Alexei (absently licks jam off the knife):
Mmm. Raspberry. You really can’t beat your babushka’s jam, Dima.

Dima (visibly horrified):
Alexei! Don’t lick the knife! What are you, a serial killer in training?

Alexei (laughs):
What? You scared I’ll stab someone with sugar?

Dima (serious tone):
It’s bad. Licking a knife is a sure way to turn cruel. My grandmother swore by it. Said every mean man she knew started with jam on a blade.

Alexei (smirking):
Maybe they were just hungry and underpaid, not psychotic. Dima, come on — you don’t actually believe licking a knife makes you a monster?

Dima:
I don’t want to believe, but… every time I see someone do it, something inside me cringes. It just feels wrong. Like breaking a mirror or walking under a ladder.

Alexei:
Yeah, it feels wrong because it’s sharp metal near your face.
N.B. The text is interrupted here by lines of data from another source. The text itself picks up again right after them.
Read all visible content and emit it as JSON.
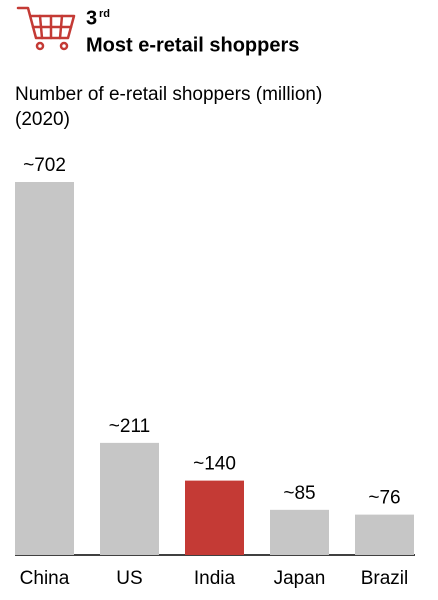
{
  "chart_data": {
    "type": "bar",
    "rank": "3",
    "rank_suffix": "rd",
    "headline": "Most e-retail shoppers",
    "title": "Number of e-retail shoppers (million)",
    "subtitle": "(2020)",
    "categories": [
      "China",
      "US",
      "India",
      "Japan",
      "Brazil"
    ],
    "values": [
      702,
      211,
      140,
      85,
      76
    ],
    "value_labels": [
      "~702",
      "~211",
      "~140",
      "~85",
      "~76"
    ],
    "colors": [
      "#c6c6c6",
      "#c6c6c6",
      "#c43a35",
      "#c6c6c6",
      "#c6c6c6"
    ]
  }
}
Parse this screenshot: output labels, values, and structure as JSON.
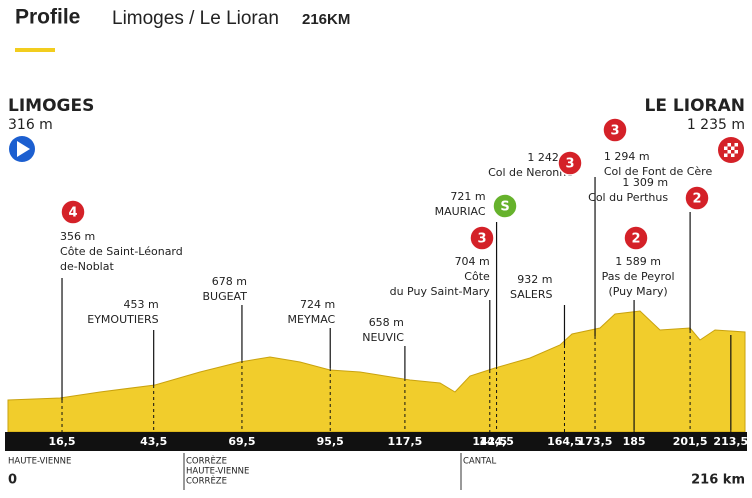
{
  "header": {
    "title": "Profile",
    "route": "Limoges / Le Lioran",
    "distance": "216KM"
  },
  "start": {
    "name": "LIMOGES",
    "altitude": "316 m"
  },
  "finish": {
    "name": "LE LIORAN",
    "altitude": "1 235 m"
  },
  "points": [
    {
      "km": "16,5",
      "altitude": "356 m",
      "name": [
        "Côte de Saint-Léonard",
        "de-Noblat"
      ],
      "category": "4"
    },
    {
      "km": "43,5",
      "altitude": "453 m",
      "name": [
        "EYMOUTIERS"
      ]
    },
    {
      "km": "69,5",
      "altitude": "678 m",
      "name": [
        "BUGEAT"
      ]
    },
    {
      "km": "95,5",
      "altitude": "724 m",
      "name": [
        "MEYMAC"
      ]
    },
    {
      "km": "117,5",
      "altitude": "658 m",
      "name": [
        "NEUVIC"
      ]
    },
    {
      "km": "142,5",
      "altitude": "704 m",
      "name": [
        "Côte",
        "du Puy Saint-Mary"
      ],
      "category": "3"
    },
    {
      "km": "144,5",
      "altitude": "721 m",
      "name": [
        "MAURIAC"
      ],
      "sprint": "S"
    },
    {
      "km": "164,5",
      "altitude": "932 m",
      "name": [
        "SALERS"
      ]
    },
    {
      "km": "173,5",
      "altitude": "1 242 m",
      "name": [
        "Col de Neronne"
      ],
      "category": "3"
    },
    {
      "km": "185",
      "altitude": "1 589 m",
      "name": [
        "Pas de Peyrol",
        "(Puy Mary)"
      ],
      "category": "2"
    },
    {
      "km": "201,5",
      "altitude": "1 309 m",
      "name": [
        "Col du Perthus"
      ],
      "category": "2"
    },
    {
      "km": "213,5",
      "altitude": "1 294 m",
      "name": [
        "Col de Font de Cère"
      ],
      "category": "3"
    }
  ],
  "axis": {
    "start": "0",
    "end": "216 km"
  },
  "departments": [
    [
      "HAUTE-VIENNE"
    ],
    [
      "CORRÈZE",
      "HAUTE-VIENNE",
      "CORRÈZE"
    ],
    [
      "CANTAL"
    ]
  ]
}
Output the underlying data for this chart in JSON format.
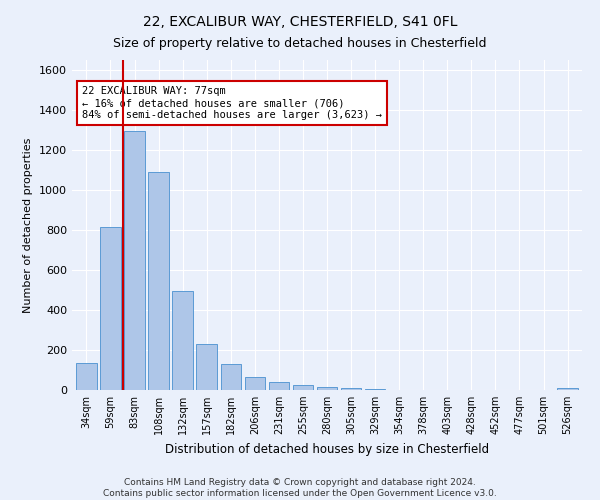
{
  "title1": "22, EXCALIBUR WAY, CHESTERFIELD, S41 0FL",
  "title2": "Size of property relative to detached houses in Chesterfield",
  "xlabel": "Distribution of detached houses by size in Chesterfield",
  "ylabel": "Number of detached properties",
  "footer1": "Contains HM Land Registry data © Crown copyright and database right 2024.",
  "footer2": "Contains public sector information licensed under the Open Government Licence v3.0.",
  "bar_labels": [
    "34sqm",
    "59sqm",
    "83sqm",
    "108sqm",
    "132sqm",
    "157sqm",
    "182sqm",
    "206sqm",
    "231sqm",
    "255sqm",
    "280sqm",
    "305sqm",
    "329sqm",
    "354sqm",
    "378sqm",
    "403sqm",
    "428sqm",
    "452sqm",
    "477sqm",
    "501sqm",
    "526sqm"
  ],
  "bar_values": [
    135,
    815,
    1295,
    1090,
    495,
    230,
    130,
    65,
    40,
    27,
    15,
    8,
    3,
    1,
    0,
    0,
    0,
    0,
    0,
    0,
    10
  ],
  "bar_color": "#aec6e8",
  "bar_edge_color": "#5b9bd5",
  "ylim": [
    0,
    1650
  ],
  "yticks": [
    0,
    200,
    400,
    600,
    800,
    1000,
    1200,
    1400,
    1600
  ],
  "property_line_x": 1.5,
  "annotation_line1": "22 EXCALIBUR WAY: 77sqm",
  "annotation_line2": "← 16% of detached houses are smaller (706)",
  "annotation_line3": "84% of semi-detached houses are larger (3,623) →",
  "annotation_box_color": "#ffffff",
  "annotation_box_edge": "#cc0000",
  "property_line_color": "#cc0000",
  "bg_color": "#eaf0fb",
  "grid_color": "#ffffff"
}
Your brain’s saying, “Don’t lick that!” — not because it turns you cruel, but because you might lose your tongue.

Dima (raising an eyebrow):
And yet here you are, casually French-kissing cutlery.

Alexei (grinning):
You’re making it sound kinkier than it is. Look, Dima, superstition often comes from practical warnings. Like, don’t lick a knife because it’s dangerous. Somewhere along the line, that turned into “You’ll become evil.” It’s like old software — outdated but still running in your head.

Dima:
Maybe. But don’t you think some things — some habits — carry… energy? Like how people say food made with anger tastes bad?

Alexei:
Sure. That’s psychology. If someone yells at you while cooking, you’re going to associate the food with tension. Doesn’t mean the soup is cursed.

Dima (sighs):
It’s not just the knife. My cousin Vika once licked a knife at dinner. Two weeks later, she broke up with her fiancé, keyed his car, and moved to Bali with a tattoo artist named Igor.

Alexei (mock gasp):
The knife strikes again! Or maybe Vika just realized her fiancé was boring and Igor had better abs?

Dima (laughing despite himself):
You always have an explanation.

Alexei:
I just prefer logic over legends. Doesn’t mean I disrespect traditions. I won’t force you to lick a knife.

Dima (suddenly sly):
But I dare you to lick the butter knife at New Year’s dinner in front of my aunt Olga.

Alexei (mock horror):
What, and risk being cursed and disowned? No way. Your family treats superstition like a second religion.

Dima:
Exactly. You can mess with logic, but don’t mess with Olga’s borscht rules.

Alexei (raising his mug):
To knives, jam, and surviving old Russian wisdom.

Dima (clinking mugs):
And to keeping our tongues — and our souls — intact.


[They both laugh as the kettle whistles again, filling the kitchen with warmth, steam, and just a hint of inherited superstition.]